Last updated March 17, 2026 by the Recommended.app research team.
The Floridian: Southern farm-to-table in Historic District
The Floridian has become St. Augustine's most acclaimed restaurant by doing something deceptively simple: serving local, sustainable Southern food with genuine creativity. The menu changes with the seasons but always features dishes that showcase Florida ingredients — think local shrimp and grits with Datil pepper cream sauce, grass-fed burgers with house-made pickles, and a fried green tomato BLT that could convert any skeptic. The Datil pepper — a fiery chile that grows almost exclusively in St. Augustine — appears throughout the menu and connects the food to this specific place. The dining room is cozy and colorful, the service is warm, and the commitment to supporting local farmers and fishermen is genuine.

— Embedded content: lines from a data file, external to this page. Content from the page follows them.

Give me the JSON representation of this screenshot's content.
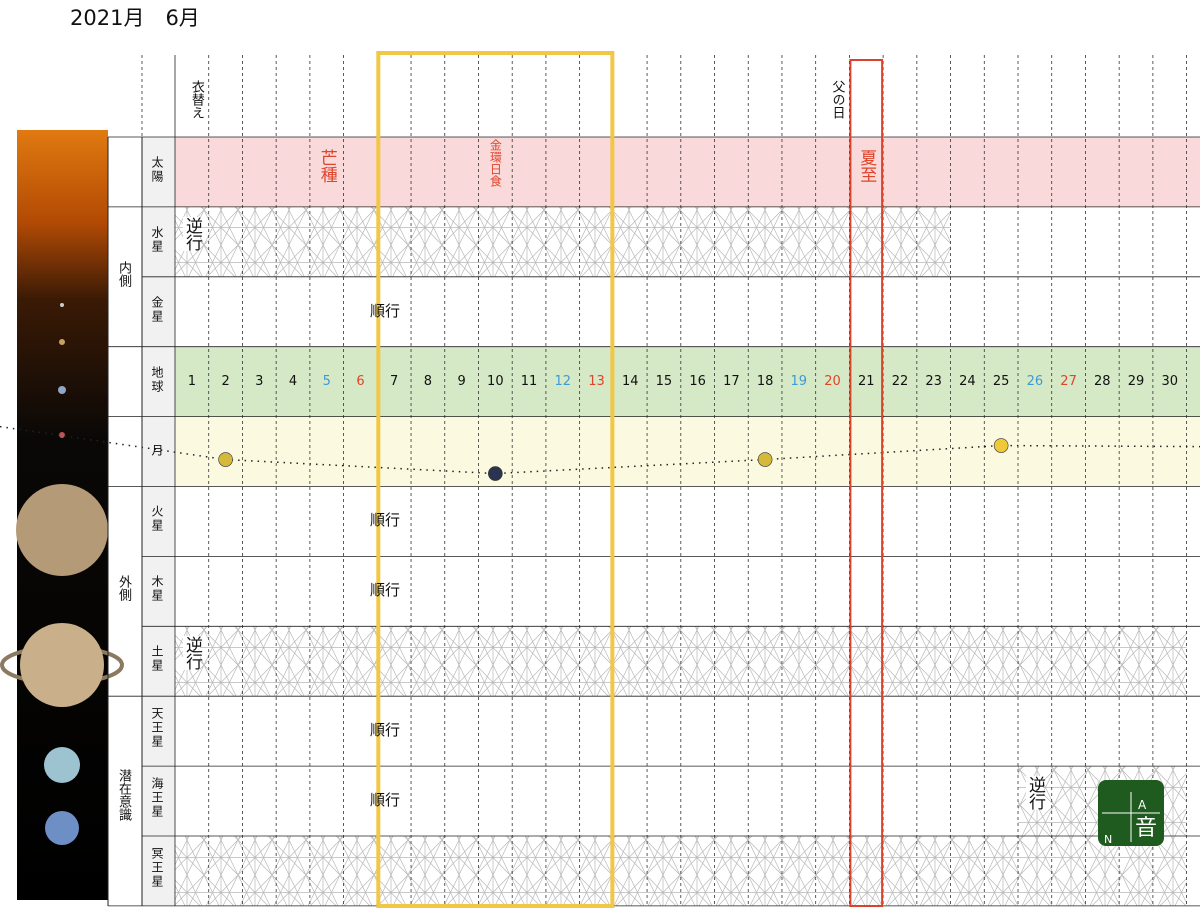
{
  "header": {
    "title": "2021月　6月",
    "events": [
      {
        "day": 1,
        "text": "衣替え"
      },
      {
        "day": 20,
        "text": "父の日"
      }
    ]
  },
  "days": [
    1,
    2,
    3,
    4,
    5,
    6,
    7,
    8,
    9,
    10,
    11,
    12,
    13,
    14,
    15,
    16,
    17,
    18,
    19,
    20,
    21,
    22,
    23,
    24,
    25,
    26,
    27,
    28,
    29,
    30
  ],
  "saturdays": [
    5,
    12,
    19,
    26
  ],
  "sundays": [
    6,
    13,
    20,
    27
  ],
  "saturday_color": "#3b9ad9",
  "sunday_color": "#e0442a",
  "sections": [
    {
      "rows": [
        {
          "label": "太陽",
          "band": "#f9d9d9",
          "events": [
            {
              "day": 5,
              "text": "芒種"
            },
            {
              "day": 10,
              "text": "金環日食"
            },
            {
              "day": 21,
              "text": "夏至"
            }
          ]
        }
      ]
    },
    {
      "group": "内側",
      "rows": [
        {
          "label": "水星",
          "retrograde": {
            "text": "逆行",
            "from": 1,
            "to": 23
          }
        },
        {
          "label": "金星",
          "motion": "順行"
        }
      ]
    },
    {
      "rows": [
        {
          "label": "地球",
          "band": "#d6e9c6",
          "show_days": true
        }
      ]
    },
    {
      "rows": [
        {
          "label": "月",
          "band": "#fbf9e0",
          "moon_days": [
            2,
            10,
            18,
            25
          ]
        }
      ]
    },
    {
      "group": "外側",
      "rows": [
        {
          "label": "火星",
          "motion": "順行"
        },
        {
          "label": "木星",
          "motion": "順行"
        },
        {
          "label": "土星",
          "retrograde": {
            "text": "逆行",
            "from": 1,
            "to": 30
          }
        }
      ]
    },
    {
      "group": "潜在意識",
      "rows": [
        {
          "label": "天王星",
          "motion": "順行"
        },
        {
          "label": "海王星",
          "motion": "順行",
          "retrograde": {
            "text": "逆行",
            "from": 26,
            "to": 30
          }
        },
        {
          "label": "冥王星",
          "retrograde": {
            "from": 1,
            "to": 30
          }
        }
      ]
    }
  ],
  "highlights": [
    {
      "from": 7,
      "to": 13,
      "color": "#f2c744"
    },
    {
      "from": 21,
      "to": 21,
      "color": "#d9432c"
    }
  ],
  "logo": {
    "top": "A",
    "bottom": "N",
    "center": "音",
    "color": "#1f5a1f"
  }
}
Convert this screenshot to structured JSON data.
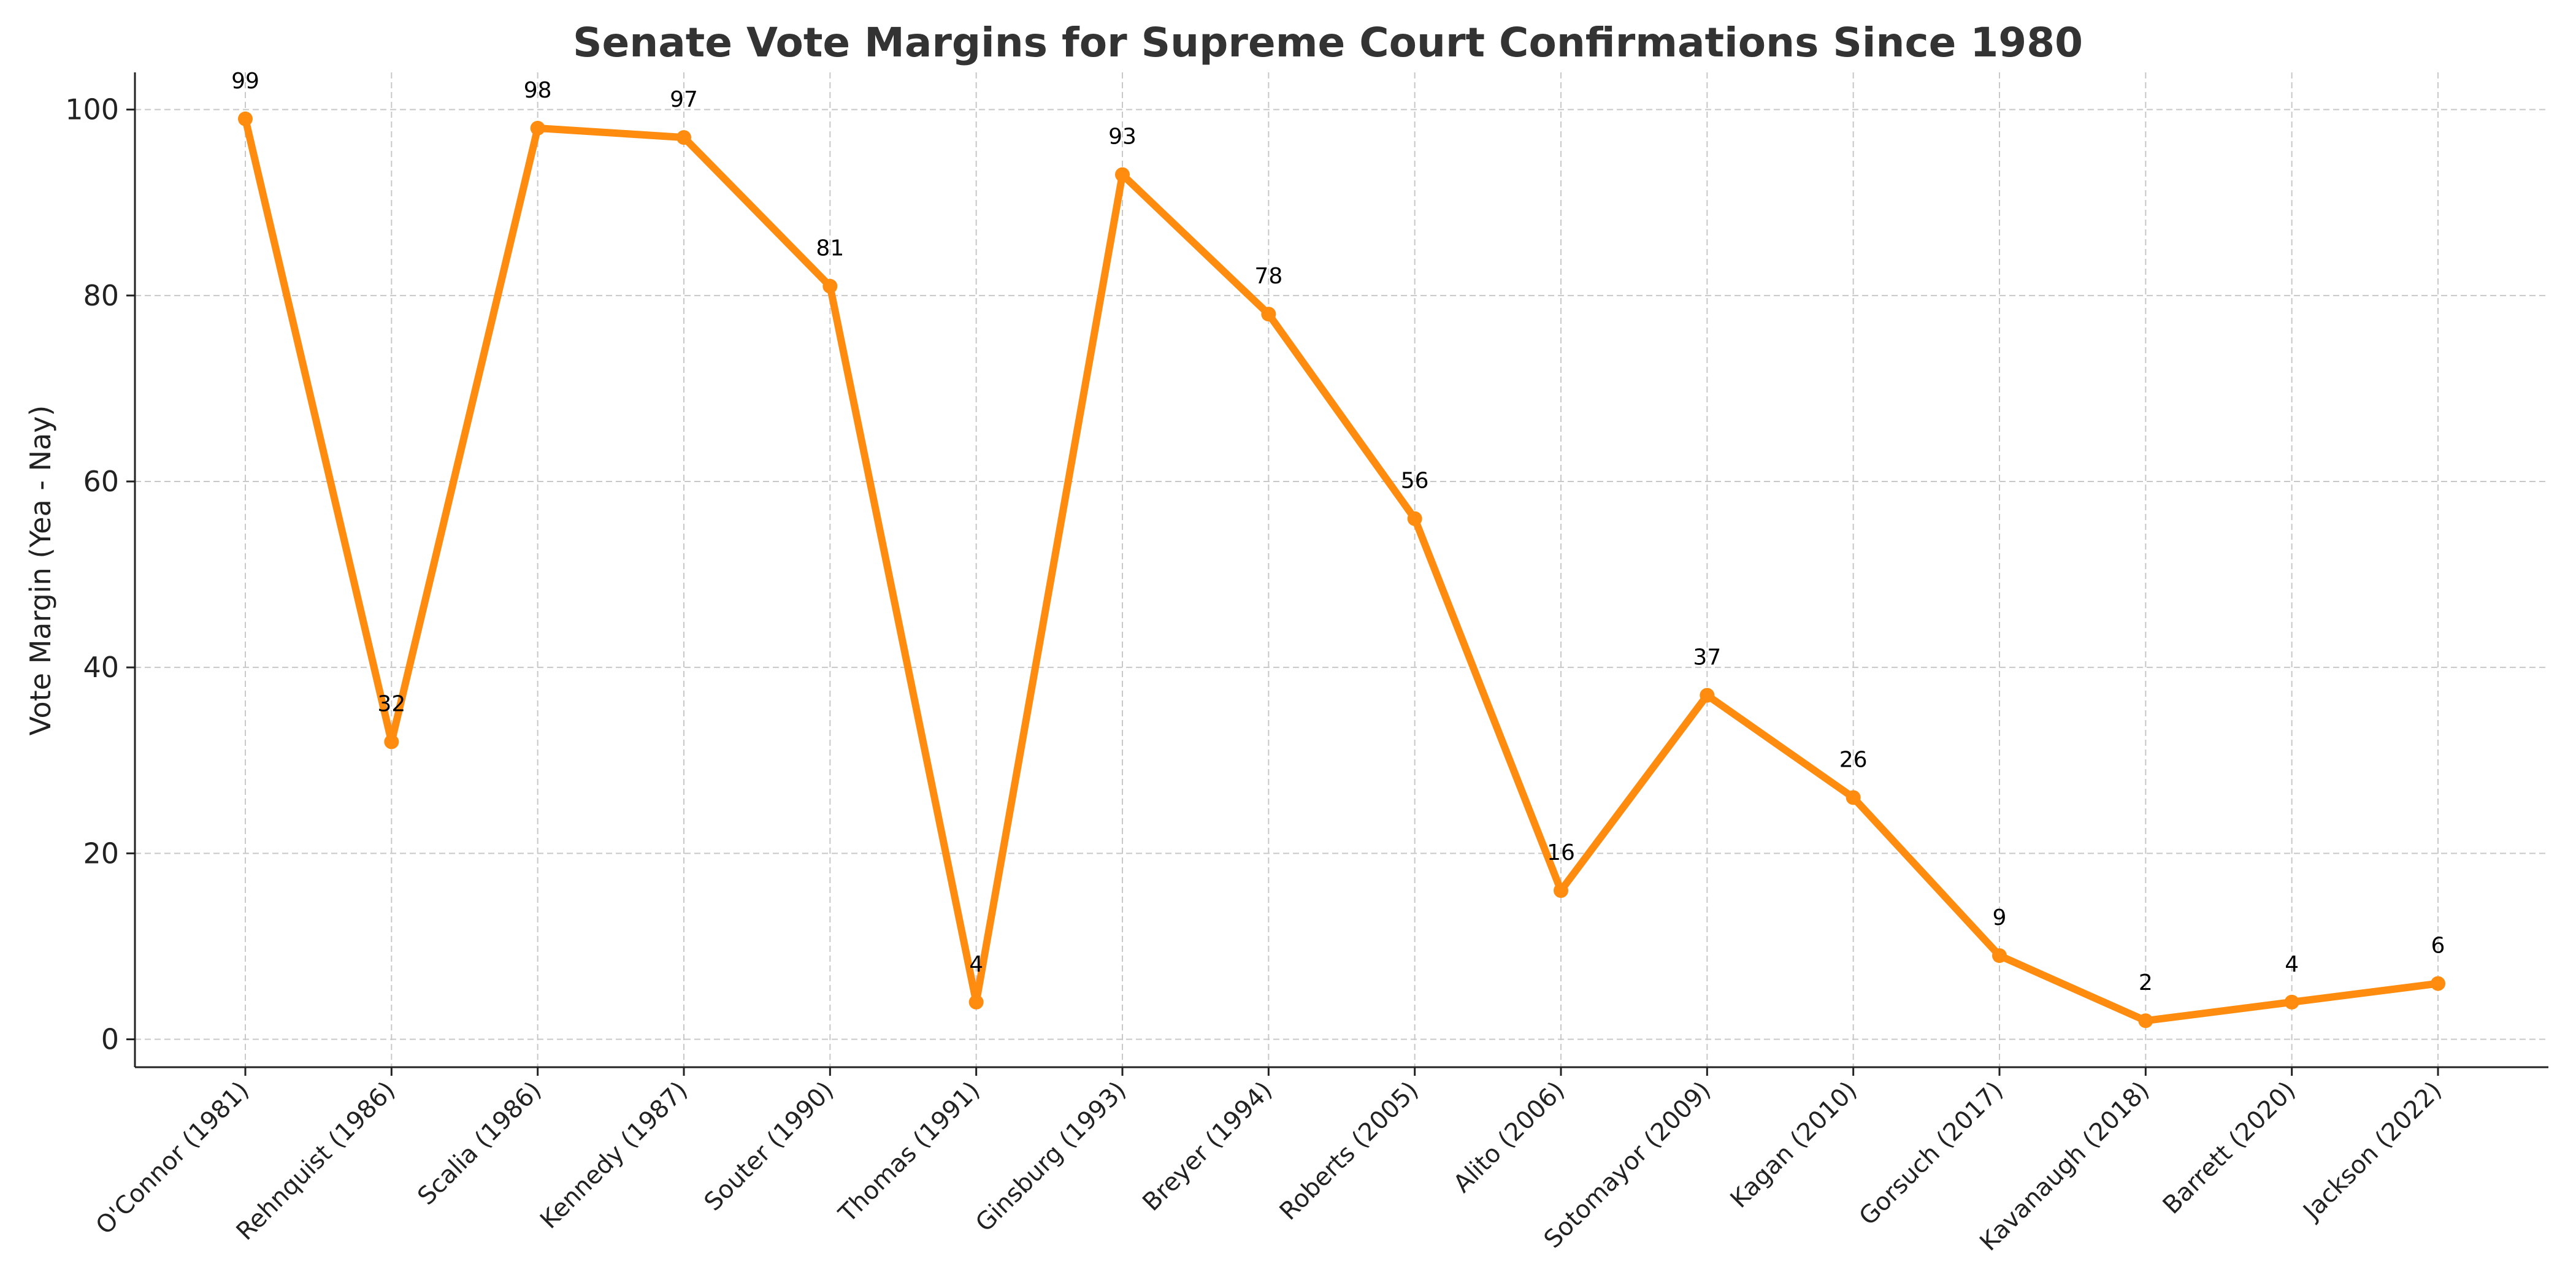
{
  "chart_data": {
    "type": "line",
    "title": "Senate Vote Margins for Supreme Court Confirmations Since 1980",
    "xlabel": "",
    "ylabel": "Vote Margin (Yea - Nay)",
    "categories": [
      "O'Connor (1981)",
      "Rehnquist (1986)",
      "Scalia (1986)",
      "Kennedy (1987)",
      "Souter (1990)",
      "Thomas (1991)",
      "Ginsburg (1993)",
      "Breyer (1994)",
      "Roberts (2005)",
      "Alito (2006)",
      "Sotomayor (2009)",
      "Kagan (2010)",
      "Gorsuch (2017)",
      "Kavanaugh (2018)",
      "Barrett (2020)",
      "Jackson (2022)"
    ],
    "series": [
      {
        "values": [
          99,
          32,
          98,
          97,
          81,
          4,
          93,
          78,
          56,
          16,
          37,
          26,
          9,
          2,
          4,
          6
        ]
      }
    ],
    "data_labels": [
      "99",
      "32",
      "98",
      "97",
      "81",
      "4",
      "93",
      "78",
      "56",
      "16",
      "37",
      "26",
      "9",
      "2",
      "4",
      "6"
    ],
    "y_ticks": [
      0,
      20,
      40,
      60,
      80,
      100
    ],
    "y_tick_labels": [
      "0",
      "20",
      "40",
      "60",
      "80",
      "100"
    ],
    "ylim": [
      -3,
      104
    ],
    "grid": true,
    "legend": "none",
    "line_color": "#ff8c0e"
  }
}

Pro tip: The shrimp and grits with Datil pepper cream is the signature — the local Datil pepper is unique to St. Augustine and adds a distinctive heat. Breakfast is also excellent.
Columbia Restaurant: Spanish-Cuban in St. George Street
The Columbia Restaurant is Florida's oldest restaurant, operating since 1905, and its St. Augustine location brings the same Spanish-Cuban cuisine that made the original Tampa location legendary. The 1905 Salad — prepared tableside with a garlicky dressing — is the signature starter, and the dishes that follow honor the Spanish and Cuban culinary traditions that shaped Florida's food culture: ropa vieja, paella Valenciana, arroz con pollo, and snapper Alicante with shrimp and clams. The tile-work, wrought-iron balconies, and courtyard fountain create an atmosphere of Spanish colonial elegance.
Pro tip: Request a courtyard table for the most atmospheric experience. The 1905 Salad made tableside is a must, and the paella serves two generously.
Cap's on the Water: Seafood in Vilano Beach
Cap's sits on the Intracoastal Waterway at Vilano Beach and serves fresh seafood with water views that make you forget you're at a restaurant and start thinking you're on vacation — even if you live here. The shrimp are from local waters, the fish is caught daily, and the Minorcan clam chowder (a St. Augustine specialty made spicy with Datil peppers) is among the best you'll find. The outdoor deck, where dolphins occasionally swim past your table, is the place to be at sunset. The atmosphere is upscale-casual — nice enough for a date night, relaxed enough for sandy feet.
Pro tip: Sit on the outdoor deck at sunset — dolphin sightings are common. The Minorcan clam chowder is a St. Augustine tradition you can't skip.
Preserved: Creative Southern in Hypolita Street
Preserved is St. Augustine's most ambitious restaurant, housed in a beautifully restored building on Hypolita Street. Chef Brian Whittington creates multi-course experiences that draw on Southern traditions while pushing into creative territory — think Mayport shrimp with stone-ground grits and a smoked tomato broth, or local fish with a Datil pepper beurre blanc and seasonal vegetable preparations. The menu emphasizes preservation techniques — smoking, curing, pickling, fermenting — that connect to both Southern foodways and St. Augustine's history as a preserved colonial city. The intimate dining room is elegant without being pretentious.
Pro tip: The tasting menu showcases the full range of the kitchen's technique. The preservation-focused approach means flavors are deep and layered. Reservations required.
Hot Shot Bakery & Cafe: Bakery/Cafe in Anastasia Island
Hot Shot Bakery on Anastasia Island is a neighborhood cafe that draws people from across St. Augustine for its exceptional baked goods and casual breakfast and lunch. The cinnamon rolls are massive and gooey, the scones are flaky and buttery, and the breakfast sandwiches on house-baked bread are the best grab-and-go meal in the area. Everything is made from scratch daily, and you can taste the difference. The small shop has a few tables inside and a covered patio, and the line on weekend mornings is a testament to the quality.
Pro tip: Arrive before 9 AM on weekends — the cinnamon rolls sell out. The breakfast sandwich on house-baked focaccia is the best $8 breakfast in St. Augustine.
Beyond the Usual: Exploring St. Augustine's Food Scene
St. Augustine's dining scene extends far beyond these highlighted restaurants. The city's neighborhoods each bring their own culinary personality, from ethnic enclaves serving family recipes passed down through generations to ambitious young chefs redefining what St. Augustine food means. The best strategy for eating well in St. Augustine is to stay curious, ask locals where they eat (not where they take visitors), and be willing to follow a recommendation into a strip mall, a food truck, or a hole-in-the-wall that doesn't look like much from the outside but serves food that stops you mid-bite. The restaurants listed above are proven starting points, but they're doors into a much larger world. Every neighborhood has its own food story, and the best meals in St. Augustine are often the ones you discover by accident — turning down a side street because something smelled incredible, or sitting at a counter because the only table was taken. Trust your instincts, tip generously, and eat with the kind of open-minded enthusiasm that St. Augustine's best chefs bring to their kitchens every day.